O princípio do fresh start para as pessoas singulares de boa- fé incorridas em situação de insolvência, tão difundido nos Estados Unidos, e recentemente incorporado na legislação alemã da insolvência, é agora também acolhido entre nós, através do regime da ‘exoneração do passivo restante’.
O princípio geral nesta matéria é o de poder ser concedida ao devedor pessoa singular a exoneração dos créditos sobre a insolvência que não forem integralmente pagos no processo de insolvência ou nos cinco anos posteriores ao encerramento deste. “ O despacho recorrido vem interpretar esta norma em conformidade com os interesses dos credores e não como um benefício especial para os devedores singulares e sem sequer fazer a ponderação destes dois interesses ou o da sociedade em atribuir a estes Insolvente uma derradeira oportunidade de terem uma vida digna e com alguma normalidade. Veja-se que na fundamentação para o indeferimento se referem exclusivamente as supostas lesões dos credores (credores esses que não se opuseram à exoneração), não há uma palavra para o impacto da decisão na insolvente ou na comunidade.
Esta norma deverá ser interpretada no sentido de que o legislador pretendeu dar aos insolventes uma 2.ª oportunidade, e promover a solidariedade da sociedade (e aqui incluem-se também os devedores) para com pessoas singulares, que pela primeira vez e sem intenção, se veem em dificuldades económico/financeiras e que caso não sejam beneficiadas por esta exoneração acabarão por ver toda a sua vida hipotecada e destruída pelo acumular de juros sobre dívidas e juros sobre juros que nunca vão conseguir pagar. Aliás esta interpretação tem impacto em todos nós, na medida em que arrasa com os objetivos de recuperação dos devedores para a comunidade e veremos por parte destes o recurso aos subsídios e a outros apoios do Estado Social e crescer as pendências em tribunal de processos de execução que resultarão em despesa para o erário público.
A correta interpretação desta norma deve seguir no sentido de que o legislador só em situações excecionais e especialmente apertadas - previstas no art.º 238.º do CIRE - permite o indeferimento liminar da exoneração do passivo.

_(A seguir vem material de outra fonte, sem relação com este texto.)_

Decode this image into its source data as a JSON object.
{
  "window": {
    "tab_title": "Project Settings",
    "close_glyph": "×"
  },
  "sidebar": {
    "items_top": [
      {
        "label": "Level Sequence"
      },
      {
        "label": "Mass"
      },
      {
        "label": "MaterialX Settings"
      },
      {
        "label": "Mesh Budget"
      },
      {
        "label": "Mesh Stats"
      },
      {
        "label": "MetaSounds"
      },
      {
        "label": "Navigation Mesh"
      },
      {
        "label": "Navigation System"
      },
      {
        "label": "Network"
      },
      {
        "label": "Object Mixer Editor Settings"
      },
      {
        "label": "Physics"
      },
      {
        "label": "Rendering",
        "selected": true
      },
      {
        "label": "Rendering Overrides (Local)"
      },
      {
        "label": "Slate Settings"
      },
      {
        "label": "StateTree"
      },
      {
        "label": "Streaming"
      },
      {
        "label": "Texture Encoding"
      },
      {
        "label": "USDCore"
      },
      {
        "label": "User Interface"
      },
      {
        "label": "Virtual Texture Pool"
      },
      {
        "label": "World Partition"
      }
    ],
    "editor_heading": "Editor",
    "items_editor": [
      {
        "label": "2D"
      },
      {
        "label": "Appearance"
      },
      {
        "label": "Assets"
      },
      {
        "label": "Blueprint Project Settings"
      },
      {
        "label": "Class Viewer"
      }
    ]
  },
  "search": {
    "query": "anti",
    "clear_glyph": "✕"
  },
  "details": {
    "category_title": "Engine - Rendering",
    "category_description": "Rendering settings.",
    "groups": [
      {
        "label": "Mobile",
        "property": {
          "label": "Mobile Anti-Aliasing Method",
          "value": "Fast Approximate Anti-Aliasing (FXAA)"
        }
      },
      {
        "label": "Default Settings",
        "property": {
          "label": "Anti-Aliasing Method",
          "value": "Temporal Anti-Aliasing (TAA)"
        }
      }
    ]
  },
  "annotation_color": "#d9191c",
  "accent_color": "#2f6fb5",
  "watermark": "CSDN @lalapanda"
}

Como tal, deverá esta norma ser entendida na perspetiva de ser o único beneficio real que é oferecido ao insolvente particular e o único mecanismo existente para uma sociedade coerente permitir uma 2.ª oportunidade aos seus concidadãos, que pela primeira vez e sem culpa se encontram em situação difícil, e simultaneamente evitar que subsistam dividas, só por subsistir, mas sim utilizar esta possibilidade para eliminar dividas e conflitos delas resultantes quando se sabe que não vão ser cumpridas, permitindo com isso um retomar de uma vida normal ao devedor e da comunidade. Este artigo deve ser lido em conformidade com o que expressa e dele não decorre o requisito de que para deferir a exoneração do passivo tenha que haver expectativa de rendimentos, o que a lei afirma é que, tendo o insolvente rendimento disponível deve ser cedido a um fiduciário, não o havendo não será possível essa transferência, mas estabelece como consequência desta incapacidade a possibilidade e muito menos a necessidade de indeferir a exoneração, como pretende o tribunal “a quo”.
Artigos 17.º A a 17.ª –I Art.º e 236, n.º3 do CIRE – O despacho recorrido viola a lei, na medida em que aplica à situação em causa, julgamos por analogia, o cenário normativo para o Instituto de Revitalização quando não faz qualquer sentido o recurso a tais normas; existem regras legais especificamente aplicáveis à situação pelo que não é legitimo decidir o caso excluindo estas e aplicando outras, só porque as da figura jurídica “ao lado” são as que mais favorecem o resultado final que se pretende dar ao requerimento – objetivamente artigos 17.º A a 17.ª –I do CIRE não se aplicam ao processo.
A interpretação efetuada no despacho em crise implica acrescer aos requisitos previstos no art.º236, n.º3 do CIRE um outro, que o legislador não pretendeu; não aceitar que o requerente tenha direito “(…) à abertura de incidente de exoneração do passivo restante, sem alegar ter indiciariamente condições para satisfazer parte dos créditos de que é devedor, parte a negociar no diálogo com os credores.” Ora é inadmissível que se acresça requisitos a uma regra legal, a construção do normativo pelo legislador deve ser respeitada e nenhuma interpretação permite que se crie ou retire aquilo em oposição ao ali expresso pelo legislador. Mas mais, o requerimento da devedora foi aceite sem que se tivesse pedido a sua correção para que alegasse as condições para satisfazer parte dos créditos, pelo que vir agora, “a posteriori” vir invocar tal conceito é ainda mais ilegítimo.
Assim, a interpretação correta será a de que as normas dos Artigos 17.º A a 17.ª –I Art.º do CIRE não têm qualquer aplicabilidade no caso dos autos e que o 236, n.º3 apenas exige que do requerimento de exoneração do passivo restante conste expressamente a declaração de que o devedor preenche os requisitos e se dispõe a observar todas as condições exigidas nos artigos seguintes, não sendo necessário alegar condições para satisfazer parte dos créditos e nem devendo estas ser consideradas na avaliação do pedido de exoneração.

C - Pedido
Por todo o exposto deve o presente recurso ser julgado procedente por provado e o despacho recorrido ser revogado e substituído por outro que determine o deferimento liminar do pedido de exoneração do passivo restante apresentado pela devedora.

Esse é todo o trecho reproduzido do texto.